Introducing solids won’t get your baby to sleep longer at night. However, they may experience some digestive changes while their body gets used to the solid food.
What Baby Food Should You Introduce First?
For purees, start with single-ingredient foods that are easy to digest and less likely to cause allergies. Try mashed bananas, apples, and avocados. For vegetable puree, try carrots, sweet potato, butternut squash, and peas.

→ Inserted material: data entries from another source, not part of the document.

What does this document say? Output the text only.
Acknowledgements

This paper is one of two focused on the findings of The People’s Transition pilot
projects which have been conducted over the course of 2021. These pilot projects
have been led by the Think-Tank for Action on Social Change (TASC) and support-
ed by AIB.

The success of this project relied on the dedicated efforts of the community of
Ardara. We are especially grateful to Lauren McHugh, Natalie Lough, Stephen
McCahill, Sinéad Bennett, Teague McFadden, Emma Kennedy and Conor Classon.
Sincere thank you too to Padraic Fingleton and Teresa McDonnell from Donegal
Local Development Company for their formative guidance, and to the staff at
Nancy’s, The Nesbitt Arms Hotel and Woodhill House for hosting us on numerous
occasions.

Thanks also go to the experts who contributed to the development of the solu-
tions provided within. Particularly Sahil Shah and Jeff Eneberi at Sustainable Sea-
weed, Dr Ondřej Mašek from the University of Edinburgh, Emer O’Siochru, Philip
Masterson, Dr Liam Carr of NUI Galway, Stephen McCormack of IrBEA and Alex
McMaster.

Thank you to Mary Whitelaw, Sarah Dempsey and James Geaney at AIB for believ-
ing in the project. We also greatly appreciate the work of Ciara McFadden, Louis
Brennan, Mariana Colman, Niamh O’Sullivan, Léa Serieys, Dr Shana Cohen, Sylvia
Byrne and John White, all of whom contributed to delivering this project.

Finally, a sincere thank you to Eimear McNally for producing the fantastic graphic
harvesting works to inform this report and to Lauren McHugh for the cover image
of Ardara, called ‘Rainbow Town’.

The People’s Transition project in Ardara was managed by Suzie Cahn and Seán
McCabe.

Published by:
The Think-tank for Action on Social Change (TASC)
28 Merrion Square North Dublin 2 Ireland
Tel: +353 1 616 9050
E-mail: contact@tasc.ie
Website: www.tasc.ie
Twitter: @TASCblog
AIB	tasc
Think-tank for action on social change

When doing BLW, you can cut up soft foods that are easy for your baby to pick up. For example, Healthline recommends, “Cut a ripe avocado into slices about the width of an adult finger for easy gripping.” You could also cut hard-boiled eggs into chunks, boiled or steamed carrots, soft cooked shredded chicken, and tofu.
Introduce them slowly, one food at a time to monitor their response and for possible allergies, and keep it fun!
Foods that aren’t recommended for BLW because of choking hazards include round foods (grapes, cherry tomatoes), hard raw foods (broccoli, apples), and hard to chew foods (bread crusts, nuts).
These are all general suggestions, not medical advice. Please follow a trusted pediatric provider’s guidance when transitioning to solid food.
Introducing solid food is a super exciting milestone! Your baby will experience a world of new experiences. Choosing a combination of baby-led weaning and purees is an amazing way to follow your baby’s cues and embrace their individual pace.